A lot of people think I’ve got my life “together”. Maybe I do, maybe i don’t.
But as it turns out, I fail every single day.
I’m the girl who once drove off with a glass casserole dish on the roof of her car and, yep, it shattered into a thousand pieces in the middle of an intersection. One time I walked into the bedroom only to catch my 5 month old who was LITERALLY FALLING out of his swing because I didn’t buckle him in. I usually wait until dirty dishes cover every available counter space before i start washing them. I get irritable with my kids and seem to lose my patience every single day. Sometimes I feel like I try so hard to be perfect that my imperfections stand out even more.
You know what I’m starting to realize though?
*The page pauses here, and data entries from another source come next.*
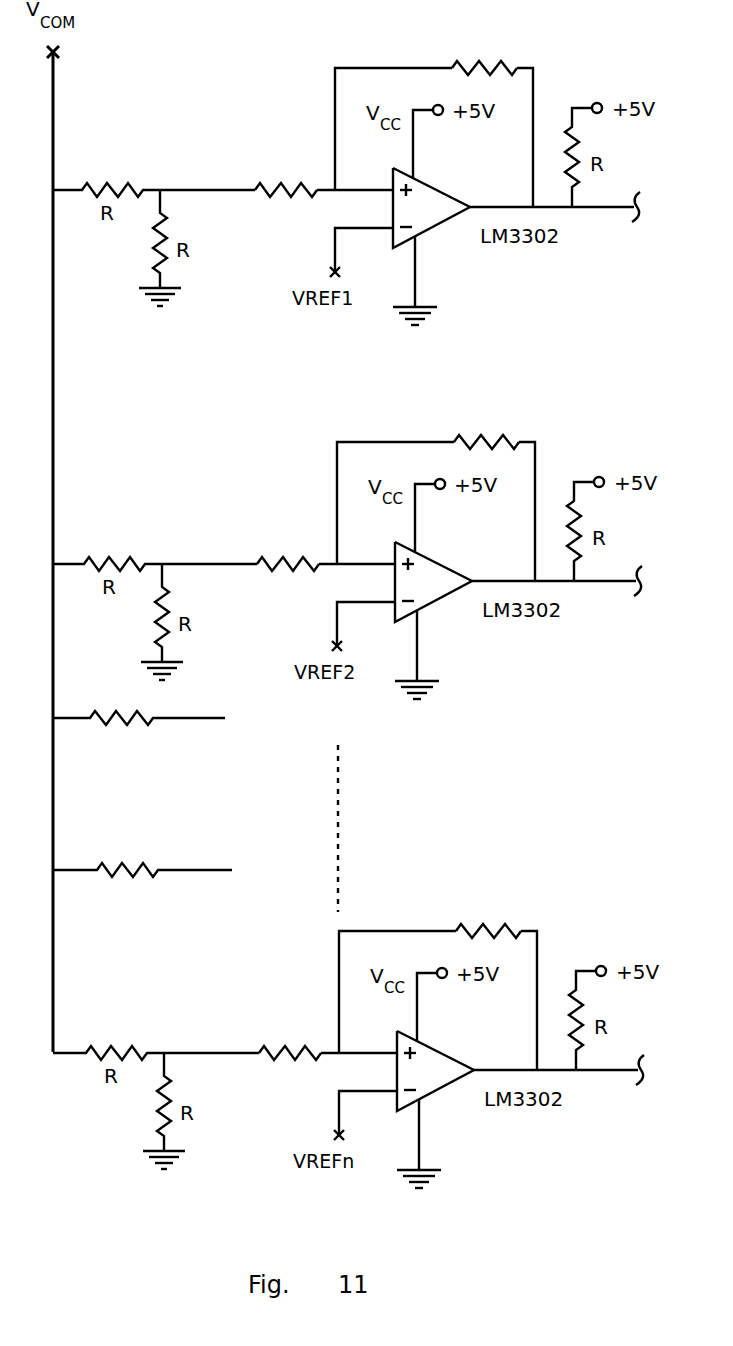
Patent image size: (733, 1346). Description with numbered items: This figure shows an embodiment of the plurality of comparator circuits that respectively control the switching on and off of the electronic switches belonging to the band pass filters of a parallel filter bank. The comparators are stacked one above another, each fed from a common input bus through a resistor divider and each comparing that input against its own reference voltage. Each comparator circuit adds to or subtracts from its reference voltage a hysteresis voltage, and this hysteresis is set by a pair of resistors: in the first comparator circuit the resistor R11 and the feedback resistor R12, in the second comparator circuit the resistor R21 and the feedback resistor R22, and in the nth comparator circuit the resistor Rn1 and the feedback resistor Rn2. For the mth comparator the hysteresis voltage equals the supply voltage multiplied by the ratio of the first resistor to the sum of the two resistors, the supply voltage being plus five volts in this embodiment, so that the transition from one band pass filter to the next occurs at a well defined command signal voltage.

The resistor R11 is at (286, 169).
The resistor R12 is at (484, 46).
The resistor R21 is at (288, 543).
The resistor R22 is at (486, 420).
The resistor Rn1 is at (290, 1032).
The resistor Rn2 is at (488, 909).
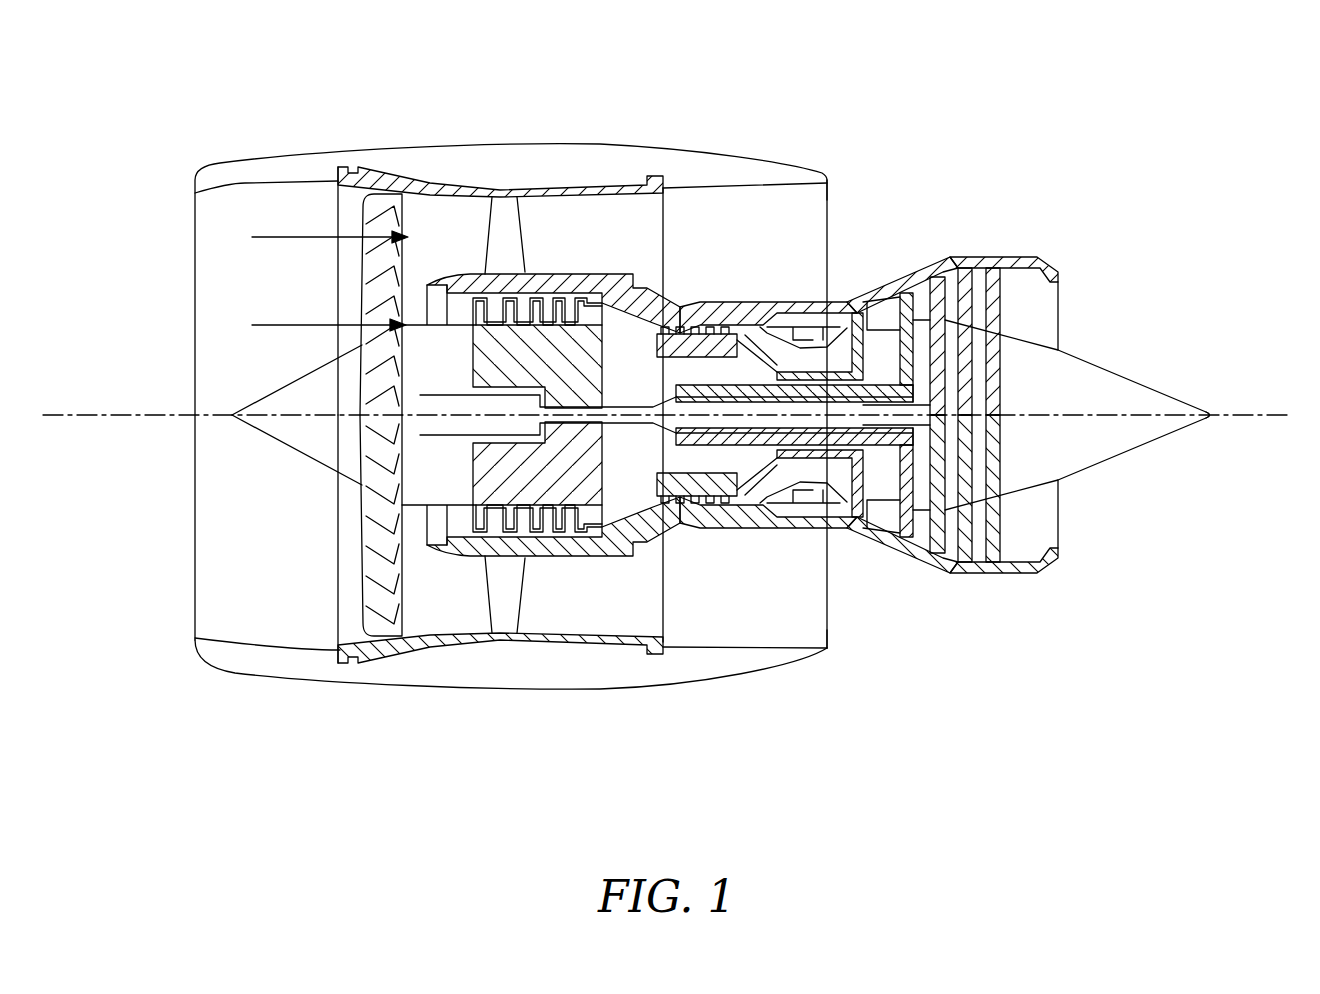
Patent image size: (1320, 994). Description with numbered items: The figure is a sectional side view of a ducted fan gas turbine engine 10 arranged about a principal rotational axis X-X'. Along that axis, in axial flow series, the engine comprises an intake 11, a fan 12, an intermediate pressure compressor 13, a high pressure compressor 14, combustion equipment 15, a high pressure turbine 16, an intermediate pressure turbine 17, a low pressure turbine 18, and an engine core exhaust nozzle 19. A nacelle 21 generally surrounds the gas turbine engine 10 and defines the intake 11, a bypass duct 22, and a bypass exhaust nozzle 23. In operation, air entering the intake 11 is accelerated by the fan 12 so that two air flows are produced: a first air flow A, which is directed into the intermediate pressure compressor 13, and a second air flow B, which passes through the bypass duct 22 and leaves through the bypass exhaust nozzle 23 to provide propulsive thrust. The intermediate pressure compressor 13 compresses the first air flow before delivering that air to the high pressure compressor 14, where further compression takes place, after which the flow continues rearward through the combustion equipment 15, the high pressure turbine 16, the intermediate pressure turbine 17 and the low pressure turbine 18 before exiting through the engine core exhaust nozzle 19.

The gas turbine engine 10 is at (667, 392).
The intake 11 is at (245, 183).
The fan 12 is at (362, 577).
The intermediate pressure compressor 13 is at (533, 560).
The high pressure compressor 14 is at (703, 327).
The combustion equipment 15 is at (777, 507).
The high pressure turbine 16 is at (840, 517).
The intermediate pressure turbine 17 is at (903, 290).
The low pressure turbine 18 is at (933, 558).
The engine core exhaust nozzle 19 is at (1050, 260).
The nacelle 21 is at (498, 170).
The bypass duct 22 is at (801, 253).
The bypass exhaust nozzle 23 is at (821, 174).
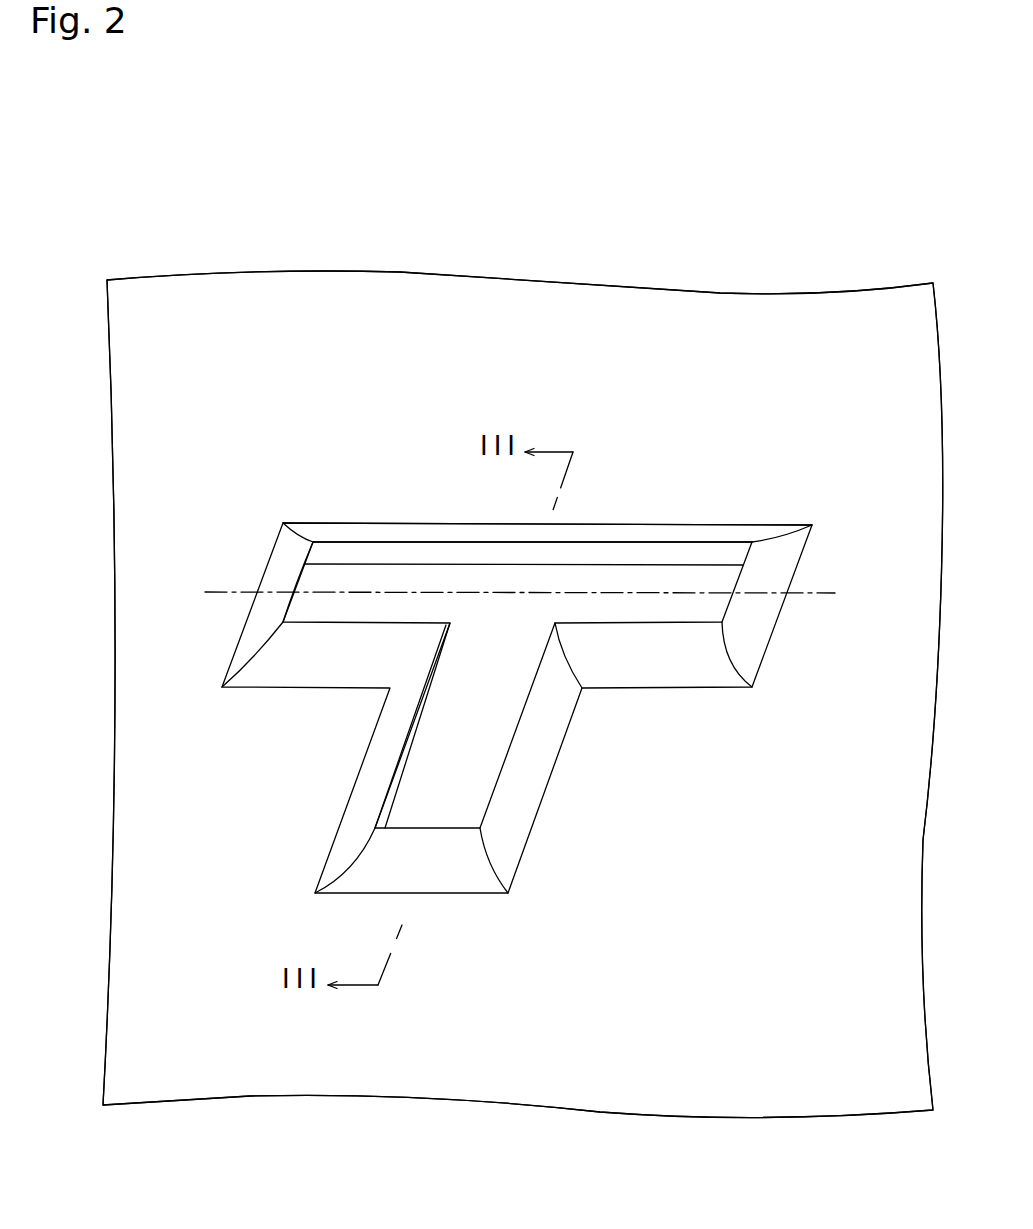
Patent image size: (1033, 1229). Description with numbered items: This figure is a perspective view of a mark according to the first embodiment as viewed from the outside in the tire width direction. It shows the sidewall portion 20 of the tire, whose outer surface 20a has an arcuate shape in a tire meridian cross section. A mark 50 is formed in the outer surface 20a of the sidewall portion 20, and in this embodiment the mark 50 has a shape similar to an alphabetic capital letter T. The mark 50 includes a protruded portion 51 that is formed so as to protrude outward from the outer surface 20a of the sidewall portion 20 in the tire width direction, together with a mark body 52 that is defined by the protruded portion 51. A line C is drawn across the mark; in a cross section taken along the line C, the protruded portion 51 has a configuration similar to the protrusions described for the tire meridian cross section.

The sidewall portion 20 is at (208, 310).
The outer surface 20a is at (348, 393).
The mark 50 is at (278, 478).
The protruded portion 51 is at (373, 528).
The mark body 52 is at (608, 585).
The line C is at (808, 595).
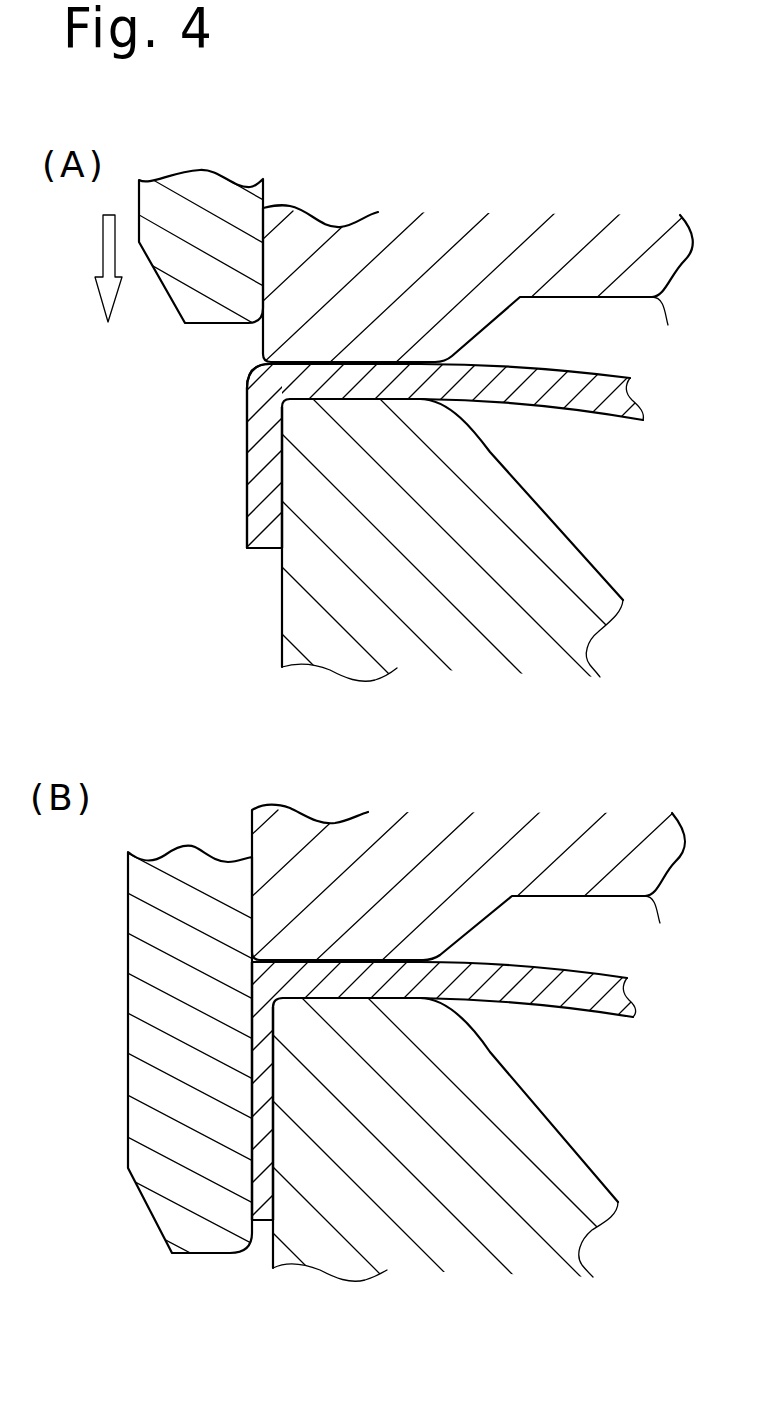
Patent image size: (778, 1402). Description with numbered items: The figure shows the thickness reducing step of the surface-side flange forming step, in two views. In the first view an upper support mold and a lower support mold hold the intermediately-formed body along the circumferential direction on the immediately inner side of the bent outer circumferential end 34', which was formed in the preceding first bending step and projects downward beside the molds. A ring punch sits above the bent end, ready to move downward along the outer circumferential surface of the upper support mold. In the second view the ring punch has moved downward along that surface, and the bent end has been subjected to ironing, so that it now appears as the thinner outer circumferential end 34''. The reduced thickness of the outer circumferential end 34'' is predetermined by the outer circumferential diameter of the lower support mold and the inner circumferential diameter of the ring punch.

The bent outer circumferential end 34' is at (259, 456).
The outer circumferential end of reduced thickness 34'' is at (147, 1091).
No one is perfect except for The One.
I’m so grateful for God’s perfection because it’s super hard trying to be something you’re not. Understanding His perfection helps me to accept his grace in my moments of failure. It also encourages me to show grace to my own kids when my fuse is running short.
Because you know what else I’m starting to realize?
Raising kids is just as much about teaching yourself how to be a good person as it is about teaching them.
Sometimes (a lot of times) i need a wake-up call to notice my own self-centeredness. It’s not just my kids who are being selfish, but me too. It’s not just my 2 year old wanting his way RIGHT NOW, but me too. It’s not just the baby wanting to be fed RIGHT NOW, but me too (I get hungry).
Just as Christ set himself aside to love us, so we must also set ourselves aside to love our kids and show them grace.
I’m not perfect. God is.
He shows me grace. I (am learning to) show my kids grace.